Arrêt du 20 août 2012
IIe Cour de droit social

Composition
MM. et Mme les Juges fédéraux U. Meyer, Président, Kernen et Glanzmann.
Greffier: M. Piguet.

Participants à la procédure
R.________,
représenté par Me Jean-Claude Morisod, avocat,
recourant,

contre

Office AI du canton de Fribourg,
route du Mont-Carmel 5, 1762 Givisiez,
intimé.

Objet
Assurance-invalidité,

recours contre le jugement du Tribunal cantonal du canton de Fribourg, Cour des
assurances sociales, du 22 décembre 2011.

Faits:

A.
R.________ travaillait comme contremaître pour le compte de l'entreprise de
construction X.________ SA. Souffrant de lombalgies et de cervicalgies
chroniques, il a déposé le 22 mai 1998 une demande de prestations de
l'assurance-invalidité.
Estimant que l'assuré était en mesure d'exercer à plein temps une activité
adaptée à ses limitations fonctionnelles somatiques, l'Office AI du canton de
Fribourg (ci-après: l'office AI) a, compte tenu d'un degré d'invalidité de 44
%, alloué à l'assuré un quart de rente d'invalidité à partir du 1er novembre
1998 (décisions des 13 et 25 novembre 2002).
A la suite du recours formé par l'assuré devant la Cour des assurances sociales
du Tribunal administratif du canton de Fribourg, (aujourd'hui: le Tribunal
cantonal du canton de Fribourg), l'office AI a reconnu la nécessité de procéder
à une expertise pluridisciplinaire dont il a confié la réalisation à la
Clinique Y.________. Dans leur rapport du 24 mars 2004, complété le 6 juillet
suivant, les docteurs P.________, spécialiste en médecine interne générale,
S.________, spécialiste en rhumatologie et en médecine interne générale, et
D.________, spécialiste en psychiatrie et psychothérapie, ont retenu les
diagnostics - avec répercussion sur la capacité de travail - de trouble
somatoforme douloureux persistant sous forme principalement de lombosciatalgies
gauches pseudoradiculaires, d'épisode dépressif moyen avec syndrome somatique
et de troubles dégénératifs et statiques radiologiquement modérés du rachis
lombaire; la capacité de travail était globalement de l'ordre de 50 % dans une
activité physiquement adaptée.
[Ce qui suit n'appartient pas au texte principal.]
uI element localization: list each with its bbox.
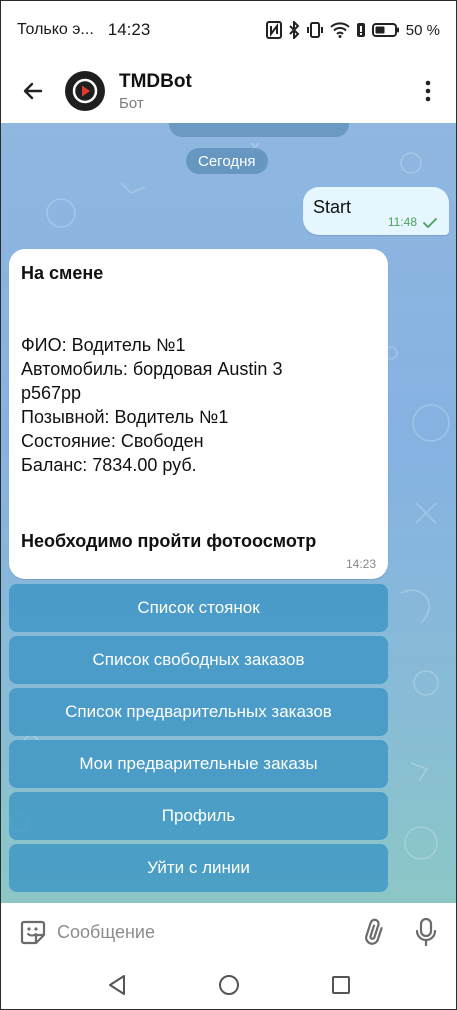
nav-home-icon [218,975,239,995]
battery-icon [371,23,399,37]
outgoing-message-text: Start [313,197,352,217]
chat-header: TMDBot Бот [1,59,456,123]
incoming-message-time: 14:23 [345,557,376,571]
paperclip-icon [365,918,383,945]
nav-recents-icon [331,976,350,994]
message-line: р567рр [21,383,82,403]
status-icons: 50 % [265,21,440,39]
read-check-icon [423,218,437,228]
chat-area[interactable]: Сегодня Start 11:48 На смене ФИО: Водите… [1,123,456,903]
keyboard-button-my-preorders[interactable]: Мои предварительные заказы [9,740,388,788]
incoming-message[interactable]: На смене ФИО: Водитель №1 Автомобиль: бо… [9,249,388,579]
message-title: На смене [21,263,104,283]
message-line: ФИО: Водитель №1 [21,335,186,355]
keyboard-button-go-offline[interactable]: Уйти с линии [9,844,388,892]
outgoing-message-time: 11:48 [387,215,417,229]
status-left: Только э... 14:23 [17,20,150,40]
arrow-left-icon [23,82,43,100]
nav-back-button[interactable] [97,965,137,1005]
microphone-icon [415,917,437,947]
bluetooth-icon [289,21,300,39]
message-line: Состояние: Свободен [21,431,204,451]
message-composer [1,903,456,961]
date-chip-label: Сегодня [198,152,256,170]
chat-title: TMDBot [119,70,192,92]
nfc-icon [265,21,282,39]
message-footer: Необходимо пройти фотоосмотр [21,531,317,551]
wifi-icon [330,22,350,38]
keyboard-button-free-orders[interactable]: Список свободных заказов [9,636,388,684]
nav-recents-button[interactable] [321,965,361,1005]
system-nav-bar [1,961,456,1009]
previous-date-chip [169,123,349,137]
status-carrier: Только э... [17,21,94,38]
nav-home-button[interactable] [209,965,249,1005]
sticker-button[interactable] [11,910,55,954]
battery-level: 50 % [405,21,440,39]
message-line: Баланс: 7834.00 руб. [21,455,197,475]
attach-button[interactable] [352,910,396,954]
more-vertical-icon [425,80,431,102]
outgoing-message[interactable]: Start 11:48 [303,187,449,235]
chat-info[interactable]: TMDBot Бот [119,71,192,112]
sticker-icon [20,920,46,945]
message-line: Автомобиль: бордовая Austin 3 [21,359,283,379]
bot-keyboard: Список стоянок Список свободных заказов … [9,584,388,896]
chat-subtitle: Бот [119,94,144,112]
mic-button[interactable] [404,910,448,954]
nav-back-icon [108,975,125,995]
keyboard-button-parking-list[interactable]: Список стоянок [9,584,388,632]
status-time: 14:23 [107,20,151,39]
alert-icon [356,23,365,37]
keyboard-button-preorders[interactable]: Список предварительных заказов [9,688,388,736]
message-input[interactable] [57,912,347,952]
play-logo-icon [72,78,98,104]
message-body: ФИО: Водитель №1 Автомобиль: бордовая Au… [21,333,376,477]
back-button[interactable] [5,63,61,119]
date-chip: Сегодня [186,148,268,174]
status-bar: Только э... 14:23 50 % [1,1,456,59]
message-line: Позывной: Водитель №1 [21,407,229,427]
keyboard-button-profile[interactable]: Профиль [9,792,388,840]
vibrate-icon [306,22,323,38]
avatar[interactable] [65,71,105,111]
menu-button[interactable] [406,63,450,119]
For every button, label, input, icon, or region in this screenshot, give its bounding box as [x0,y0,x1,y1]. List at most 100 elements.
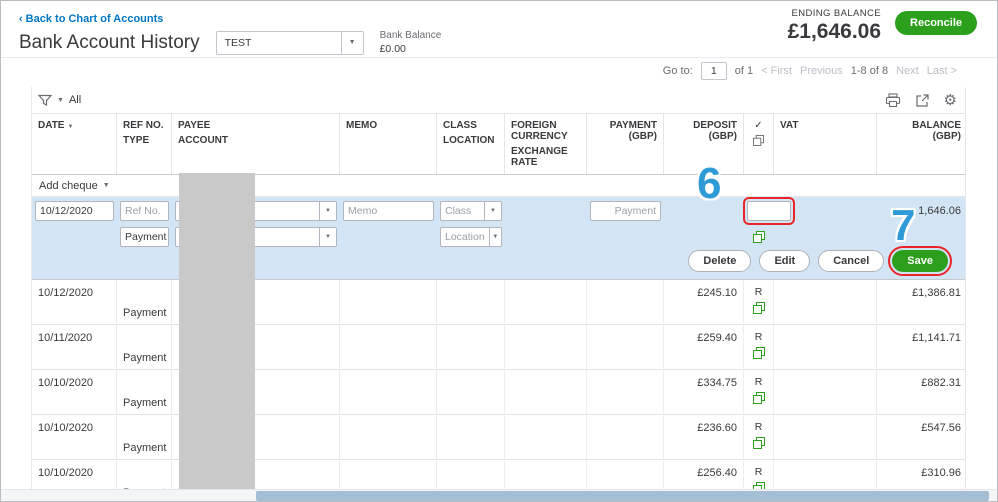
chevron-down-icon[interactable]: ▼ [319,202,336,220]
chevron-down-icon[interactable]: ▼ [340,31,363,54]
ending-balance-value: £1,646.06 [787,20,882,43]
filter-all-label: All [68,94,82,106]
class-select-placeholder: Class [445,205,472,217]
row-class [437,370,505,416]
edit-action-buttons: Delete Edit Cancel Save [32,246,965,279]
save-button[interactable]: Save [888,246,952,276]
goto-label: Go to: [662,65,693,77]
class-select[interactable]: Class ▼ [440,201,502,221]
horizontal-scrollbar[interactable] [1,489,997,501]
column-header-payee-account[interactable]: PAYEE ACCOUNT [172,114,340,174]
header-payee-label: PAYEE [178,120,211,131]
back-to-chart-of-accounts-link[interactable]: ‹ Back to Chart of Accounts [19,13,163,25]
row-deposit: £334.75 [664,370,744,416]
bank-balance-label: Bank Balance [379,30,442,41]
delete-button[interactable]: Delete [688,250,752,272]
pagination-next[interactable]: Next [896,65,919,77]
bank-balance: Bank Balance £0.00 [380,30,442,55]
bank-account-history-screen: ‹ Back to Chart of Accounts Bank Account… [0,0,998,502]
row-payment [587,370,664,416]
type-select-value: Payment [125,231,167,243]
print-button[interactable] [885,92,901,108]
row-foreign-currency [505,325,587,371]
copy-icon[interactable] [752,392,765,404]
settings-gear-icon[interactable]: ⚙ [944,92,957,108]
column-header-memo[interactable]: MEMO [340,114,437,174]
funnel-icon [38,94,52,106]
location-select[interactable]: Location ▼ [440,227,502,247]
cancel-button[interactable]: Cancel [818,250,885,272]
row-memo [340,280,437,326]
memo-input[interactable] [343,201,434,221]
table-row[interactable]: 10/10/2020 Payment £334.75 R £882.31 [32,370,965,416]
copy-icon[interactable] [753,231,765,243]
column-header-vat[interactable]: VAT [774,114,877,174]
row-class [437,325,505,371]
chevron-down-icon[interactable]: ▼ [484,202,501,220]
row-memo [340,415,437,461]
column-header-reconcile-status[interactable]: ✓ [744,114,774,174]
row-payment [587,280,664,326]
header-refno-label: REF NO. [123,120,164,131]
row-date: 10/11/2020 [32,325,117,371]
reconcile-status-input[interactable] [743,197,795,225]
horizontal-scrollbar-thumb[interactable] [256,491,989,501]
export-icon [915,93,929,107]
row-vat [774,370,877,416]
export-button[interactable] [915,93,930,108]
header-date-label: DATE [38,120,65,131]
account-selector-value: TEST [224,36,252,49]
edit-button[interactable]: Edit [759,250,811,272]
date-input[interactable] [35,201,114,221]
row-date: 10/10/2020 [32,370,117,416]
type-select[interactable]: Payment ▼ [120,227,169,247]
table-row[interactable]: 10/12/2020 Payment £245.10 R £1,386.81 [32,280,965,326]
row-reconcile-status: R [744,415,774,461]
copy-icon[interactable] [752,437,765,449]
page-title: Bank Account History [19,31,200,53]
row-type: Payment [117,325,172,371]
account-selector[interactable]: TEST ▼ [215,30,364,55]
copy-icon[interactable] [752,347,765,359]
add-cheque-label: Add cheque [39,179,98,192]
table-header-row: DATE ▼ REF NO. TYPE PAYEE ACCOUNT MEMO CL… [32,113,965,175]
payment-input[interactable] [590,201,661,221]
reconcile-button[interactable]: Reconcile [895,11,977,35]
annotation-step-6: 6 [697,159,722,208]
row-vat [774,325,877,371]
row-type: Payment [117,370,172,416]
filter-button[interactable]: ▼ All [38,94,81,107]
chevron-down-icon: ▼ [102,182,110,189]
column-header-class-location[interactable]: CLASS LOCATION [437,114,505,174]
printer-icon [885,92,900,107]
pagination-first[interactable]: < First [761,65,792,77]
column-header-date[interactable]: DATE ▼ [32,114,117,174]
register-table: ▼ All ⚙ DATE ▼ REF NO. TYPE PAYEE ACCOUN… [31,87,966,501]
column-header-ref-type[interactable]: REF NO. TYPE [117,114,172,174]
header-exchange-rate-label: EXCHANGE RATE [511,146,568,168]
chevron-down-icon: ▼ [57,96,64,104]
sort-arrow-icon: ▼ [67,124,74,130]
pagination-range: 1-8 of 8 [850,65,889,77]
location-select-placeholder: Location [445,231,485,243]
column-header-balance[interactable]: BALANCE (GBP) [877,114,967,174]
table-row[interactable]: 10/10/2020 Payment £236.60 R £547.56 [32,415,965,461]
table-row[interactable]: 10/11/2020 Payment £259.40 R £1,141.71 [32,325,965,371]
page-number-input[interactable] [700,62,727,80]
ref-no-input[interactable] [120,201,169,221]
column-header-foreign-currency[interactable]: FOREIGN CURRENCY EXCHANGE RATE [505,114,587,174]
pagination-last[interactable]: Last > [927,65,957,77]
pagination-previous[interactable]: Previous [800,65,843,77]
checkmark-icon: ✓ [754,120,763,131]
chevron-down-icon[interactable]: ▼ [319,228,336,246]
add-cheque-button[interactable]: Add cheque ▼ [32,175,965,197]
back-chevron-icon: ‹ [19,13,23,25]
redacted-overlay [179,173,255,501]
chevron-down-icon[interactable]: ▼ [488,228,501,246]
copy-icon[interactable] [752,302,765,314]
bank-balance-value: £0.00 [379,43,406,55]
row-vat [774,415,877,461]
column-header-payment[interactable]: PAYMENT (GBP) [587,114,664,174]
row-balance: £1,141.71 [912,332,961,344]
row-deposit: £236.60 [664,415,744,461]
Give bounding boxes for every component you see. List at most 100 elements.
Considérant cette expertise incomplète, l'office
AI a sollicité la doctoresse C.________ afin qu'elle établisse une nouvelle
expertise psychiatrique. Dans son rapport du 2 février 2006, ce médecin a
retenu les diagnostics - avec répercussion sur la capacité de travail - de
trouble somatoforme douloureux persistant et de trouble dépressif récurrent,
épisode actuel moyen; la capacité de travail était de 50 %, avec un rendement
ne dépassant pas 50 %.
Déniant, malgré les pièces médiales complémentaires produites par l'assuré,
tout caractère invalidant au trouble somatoforme douloureux persistant,
l'Office AI a, par décision du 28 mai 2009, confirmé ses décisions initiales et
alloué à l'assuré un quart de rente d'invalidité à compter du 1er novembre
1998.

B.
Par jugement du 22 décembre 2011, la Cour des assurances sociales du Tribunal
cantonal du canton de Fribourg a rejeté le recours formé par l'assuré contre
cette décision.

C.
R.________ interjette un recours en matière de droit public contre ce jugement
dont il demande la réforme. Il conclut à l'octroi d'une rente entière
d'invalidité à compter du 1er novembre 1998.

Considérant en droit:

1.
Le recours en matière de droit public peut être formé pour violation du droit,
tel qu'il est délimité par les art. 95 et 96 LTF. Le Tribunal fédéral applique
le droit d'office (art. 106 al. 1 LTF), sans être limité par les arguments de
la partie recourante ou par la motivation de l'autorité précédente. Le Tribunal
fédéral n'examine en principe que les griefs invoqués, compte tenu de
l'exigence de motivation prévue à l'art. 42 al. 2 LTF, et ne peut aller au-delà
des conclusions des parties (art. 107 al. 1 LTF). Il fonde son raisonnement sur
les faits retenus par la juridiction de première instance (art. 105 al. 1 LTF)
sauf s'ils ont été établis de façon manifestement inexacte ou en violation du
droit au sens de l'art. 95 LTF (art. 105 al. 2 LTF). La partie recourante qui
entend s'écarter des faits constatés doit expliquer de manière circonstanciée
en quoi les conditions de l'art. 105 al. 2 LTF sont réalisées sinon un état de
fait divergent ne peut être pris en considération. Aucun fait nouveau ni preuve
nouvelle ne peut être présenté à moins de résulter de la décision de l'autorité
précédente (art. 99 al. 1 LTF).

2.
S'il n'est pas contesté que le recourant présente, outre certaines limitations
de nature somatique justifiant un changement d'activité et l'octroi pour ce
motif d'un quart de rente d'invalidité, les avis divergent en revanche quant à
l'influence des symptomatologies douloureuse et dépressive sur la capacité de
travail du recourant. Le jugement entrepris expose à cet égard correctement les
dispositions légales et la jurisprudence applicable en matière d'évaluation de
l'invalidité, en particulier les exigences posées pour reconnaître le caractère
invalidant d'un trouble somatoforme douloureux, de sorte qu'il suffit d'y
renvoyer.

3.
3.1 Sur la base de la documentation médicale versée au dossier, la juridiction
cantonale a estimé, à l'instar de l'office intimé, que les conditions posées
par la jurisprudence pour reconnaître un caractère invalidant au trouble
somatoforme présenté par le recourant n'étaient pas remplies et que, partant,
il se justifiait de s'écarter des conclusions médicales auxquelles avaient
abouti les experts de la Clinique Y.________ et la doctoresse C.________.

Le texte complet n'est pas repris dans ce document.